Our diets will change in the future. Advances in nutrigenomics (which connects the human genome to nutrition and health), is leading to more personalised diets based on individual profiles, taste and health needs. What we eat affects our gene expression, and vice versa, i.e. our genetic profile influences how our body responds to what we eat. Personalised nutrition looks at the complex interaction between nutrients and genes and aims to create tailored diets that complement a person's unique genetic profile and health needs. Not only will this optimise the health of the individual, but it could also contribute to preventing obesity and diabetes and other increasing health challenges.

The sustainability of the planet is another driver leading to changing nutrition habits. Many are choosing to reduce their meat and dairy consumption, or are becoming vegetarian due to the unsustainable impact meat production has on our planet. Lab grown or cultured beef and chicken for e.g. are coming on to the market. These are products obtained by culturing and harvesting animal muscle cells that are placed in a large bioreactor to grow, i.e. without the loss of a forest or animal and with significantly less CO2 emissions.  

Signals of change: Food Navigator, The Irish Times, Good Meat, The Guardian, Businesswire

Targeted health promotion

Health promotion campaigns encourage and enable populations to take control of their own health and improve it themselves by adopting a healthy lifestyle.

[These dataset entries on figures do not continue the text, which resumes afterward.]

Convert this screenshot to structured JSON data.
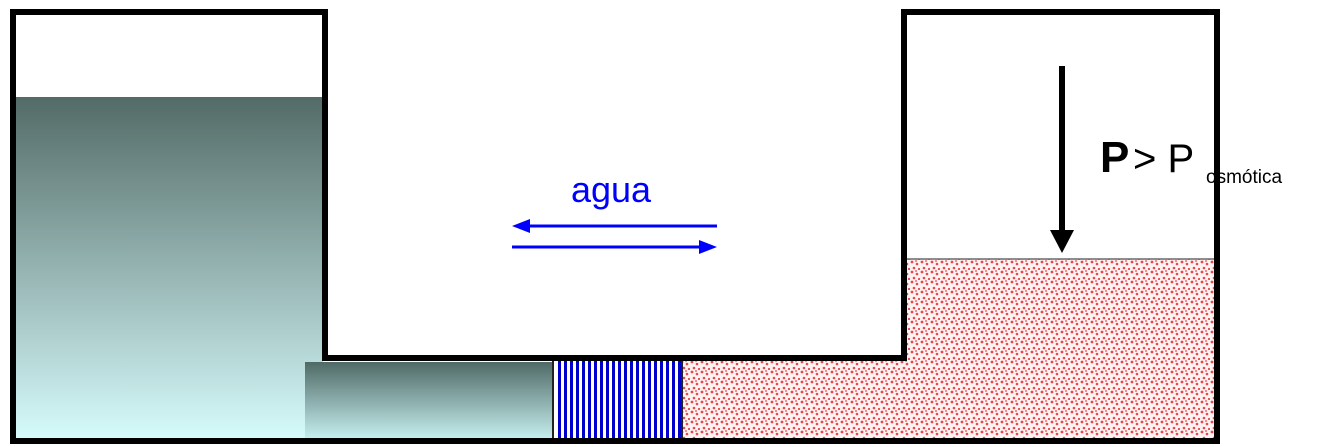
{
  "diagram": {
    "flow_label": "agua",
    "pressure": {
      "symbol": "P",
      "relation": "> P",
      "subscript": "osmótica"
    }
  },
  "colors": {
    "outline": "#000000",
    "flow_arrows": "#0000ff",
    "water_top": "#536b67",
    "water_bottom": "#d7fcfc",
    "solution_dots": "#e8484c",
    "solution_bg": "#fff2f2",
    "membrane_stripes": "#0000cc"
  },
  "icons": {
    "flow_left": "arrow-left-icon",
    "flow_right": "arrow-right-icon",
    "pressure": "arrow-down-icon"
  }
}
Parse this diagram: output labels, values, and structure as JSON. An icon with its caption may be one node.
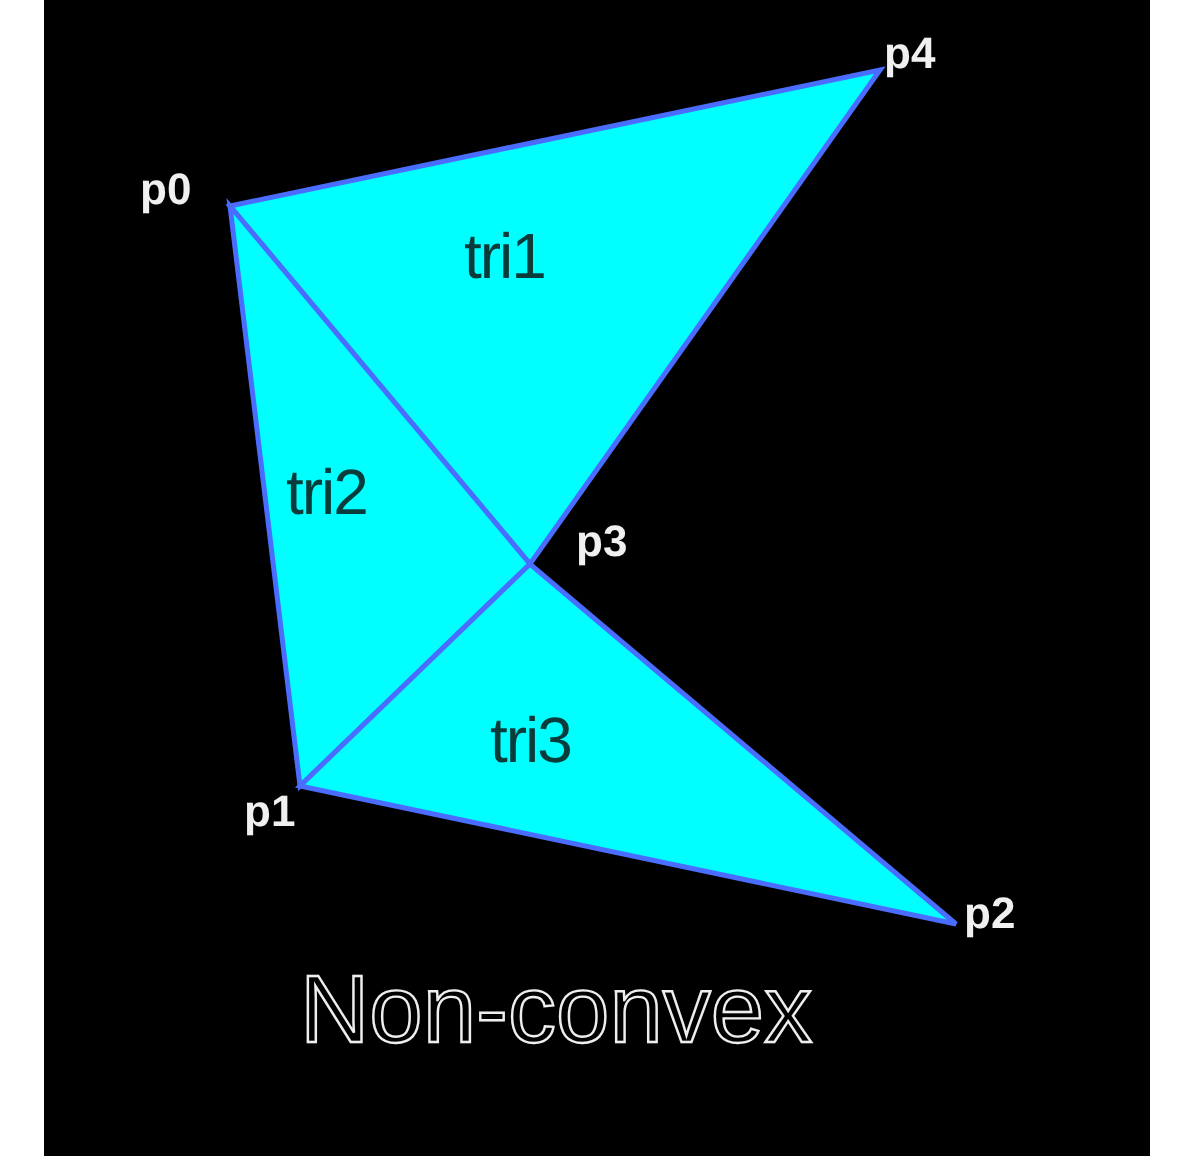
{
  "diagram": {
    "caption": "Non-convex",
    "nodes": [
      {
        "text": [
          "tri1"
        ]
      },
      {
        "text": [
          "tri2"
        ]
      },
      {
        "text": [
          "tri3"
        ]
      }
    ],
    "labels": [
      "p4",
      "p0",
      "p3",
      "p1",
      "p2"
    ]
  }
}
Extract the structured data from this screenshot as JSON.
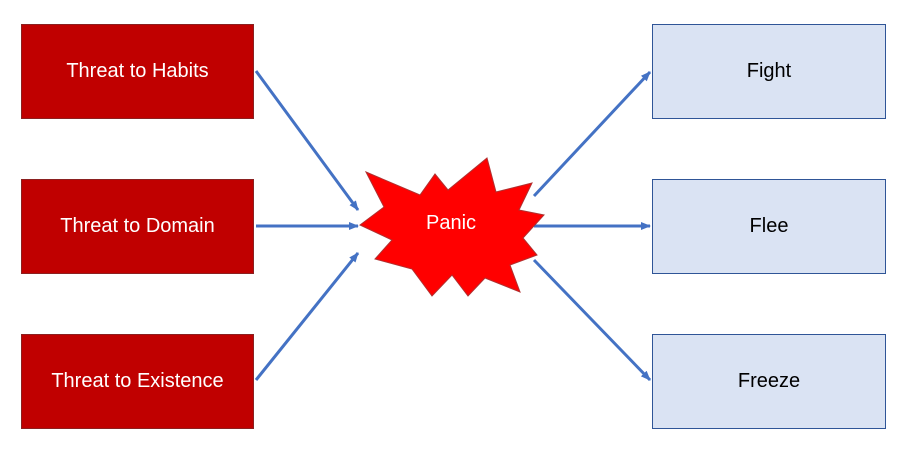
{
  "threats": [
    {
      "label": "Threat to Habits"
    },
    {
      "label": "Threat to Domain"
    },
    {
      "label": "Threat to Existence"
    }
  ],
  "center": {
    "label": "Panic"
  },
  "responses": [
    {
      "label": "Fight"
    },
    {
      "label": "Flee"
    },
    {
      "label": "Freeze"
    }
  ],
  "colors": {
    "threat_fill": "#c00000",
    "response_fill": "#dae3f3",
    "burst_fill": "#ff0000",
    "arrow": "#4472c4"
  }
}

Health promotion means giving people encouragement, information and resources. It improves access to knowledge, skills and capabilities and can involve changing social and environmental conditions and systems that affect health. Health promotion has been instrumental in combatting COVID-19.

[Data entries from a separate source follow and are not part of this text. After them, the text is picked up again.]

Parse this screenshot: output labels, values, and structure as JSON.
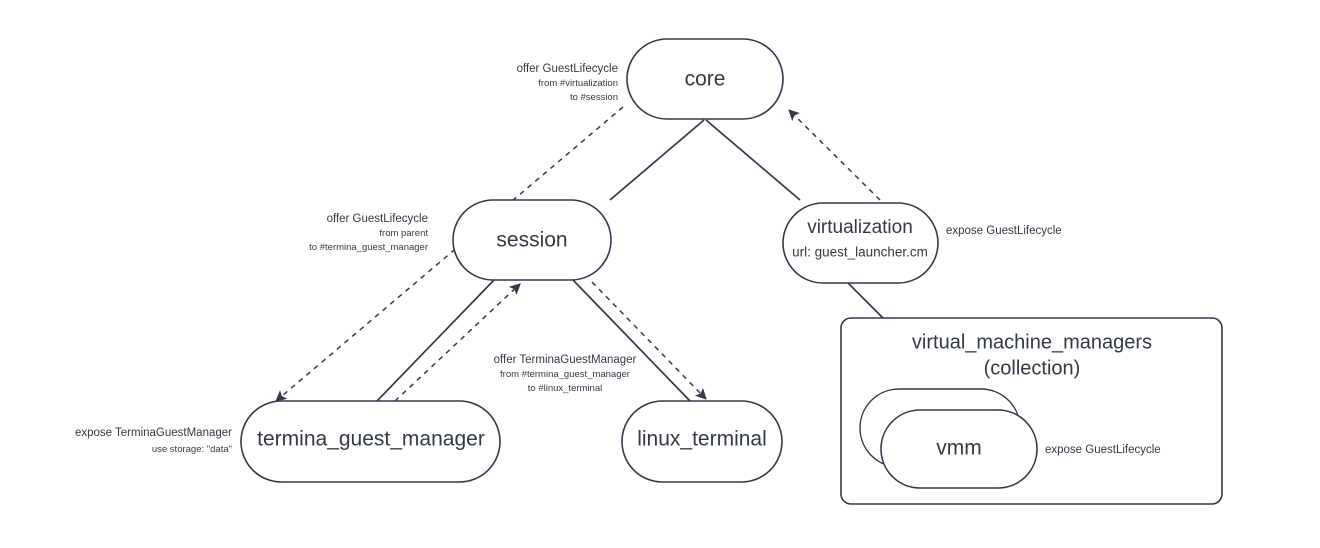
{
  "diagram": {
    "type": "component-topology",
    "background": "#ffffff",
    "stroke_color": "#32394a",
    "text_color": "#333a45"
  },
  "nodes": {
    "core": {
      "label": "core"
    },
    "session": {
      "label": "session"
    },
    "virtualization": {
      "label": "virtualization",
      "sub": "url: guest_launcher.cm"
    },
    "termina_guest_manager": {
      "label": "termina_guest_manager"
    },
    "linux_terminal": {
      "label": "linux_terminal"
    },
    "vmm": {
      "label": "vmm"
    }
  },
  "groups": {
    "virtual_machine_managers": {
      "label_line1": "virtual_machine_managers",
      "label_line2": "(collection)"
    }
  },
  "annotations": {
    "core_offer": {
      "line1": "offer GuestLifecycle",
      "line2": "from #virtualization",
      "line3": "to #session"
    },
    "session_offer": {
      "line1": "offer GuestLifecycle",
      "line2": "from parent",
      "line3": "to #termina_guest_manager"
    },
    "tgm_offer": {
      "line1": "offer TerminaGuestManager",
      "line2": "from #termina_guest_manager",
      "line3": "to #linux_terminal"
    },
    "virtualization_expose": {
      "line1": "expose GuestLifecycle"
    },
    "tgm_expose": {
      "line1": "expose TerminaGuestManager",
      "line2": "use storage: \"data\""
    },
    "vmm_expose": {
      "line1": "expose GuestLifecycle"
    }
  },
  "edges": [
    {
      "name": "core-session",
      "style": "solid",
      "from": "core",
      "to": "session"
    },
    {
      "name": "core-virtualization",
      "style": "solid",
      "from": "core",
      "to": "virtualization"
    },
    {
      "name": "session-termina_guest_manager",
      "style": "solid",
      "from": "session",
      "to": "termina_guest_manager"
    },
    {
      "name": "session-linux_terminal",
      "style": "solid",
      "from": "session",
      "to": "linux_terminal"
    },
    {
      "name": "virtualization-vmm_collection",
      "style": "solid",
      "from": "virtualization",
      "to": "virtual_machine_managers"
    },
    {
      "name": "virtualization-core-expose",
      "style": "dashed",
      "from": "virtualization",
      "to": "core",
      "arrow": true
    },
    {
      "name": "core-termina_guest_manager-offer",
      "style": "dashed",
      "from": "core",
      "to": "termina_guest_manager",
      "arrow": true
    },
    {
      "name": "termina_guest_manager-session-offer",
      "style": "dashed",
      "from": "termina_guest_manager",
      "to": "session",
      "arrow": true
    },
    {
      "name": "session-linux_terminal-offer",
      "style": "dashed",
      "from": "session",
      "to": "linux_terminal",
      "arrow": true
    }
  ]
}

Targeted prevention strategies focus on people with the highest risk of functional decline and those with specific age-related diseases. Many share common risk factors - such as socioeconomic status, low education level, physical inactivity, smoking, harmful drinking, hypertension, isolation or depression. Thus tackling these (predictive) risk factors is promising for a healthier future and offers opportunities for healthy ageing. Campaigns to promote sport, a healthy diet, or stronger social intervention offer preventative care and are on the rise. They are increasingly needed to counteract rising chronic disease burdens in rising and ageing populations. Different strategies work at different stages of life, but compliance increases when there is a sense of urgency. Digitalisation (data and technology) offers opportunities for future health promotion. Participatory mechanisms are increasing and citizens are becoming more engaged with their own health management.

Signals of change: WHO, EC, SAPEA, EC

 


 

Interesting questions

What might this trend imply, what should we be aware of, what could we study in more depth? Some ideas:

  • What if all health decisions, namely on prevention and lifestyles, become about individual choices; in other words, targeted health promotions become used to drop all the responsibility on the individual. Is it fair to expect an individual to shoulder the responsibility for his or her own future health?

  • What if increasing allergies are accelerated alongside alternative high protein diets which are recommended

  • What if there are unexpected long term consequences for child development (from alternative diets)?

  • What if only rich people can afford medicine to live?

  • What if healthcare costs increase faster than the systems can handle? What if increasing allergies are accelerated alongside alternative high protein diets which are recommended

  • Where will most tech-driven innovations originate and who will fund and profit from them?

  • How do we ensure honest, nutritionally sound (protein) benefit if we encourage people to eat more lab grown chicken, pork and beef and give food companies even more control over health.

  • How can we drive social change, to change healthcare models into more preventative systems?

  • What if all health decisions, namely on prevention and lifestyles, become about individual choices; in other words, targeted health promotions being used to drop all the responsibility on the individual.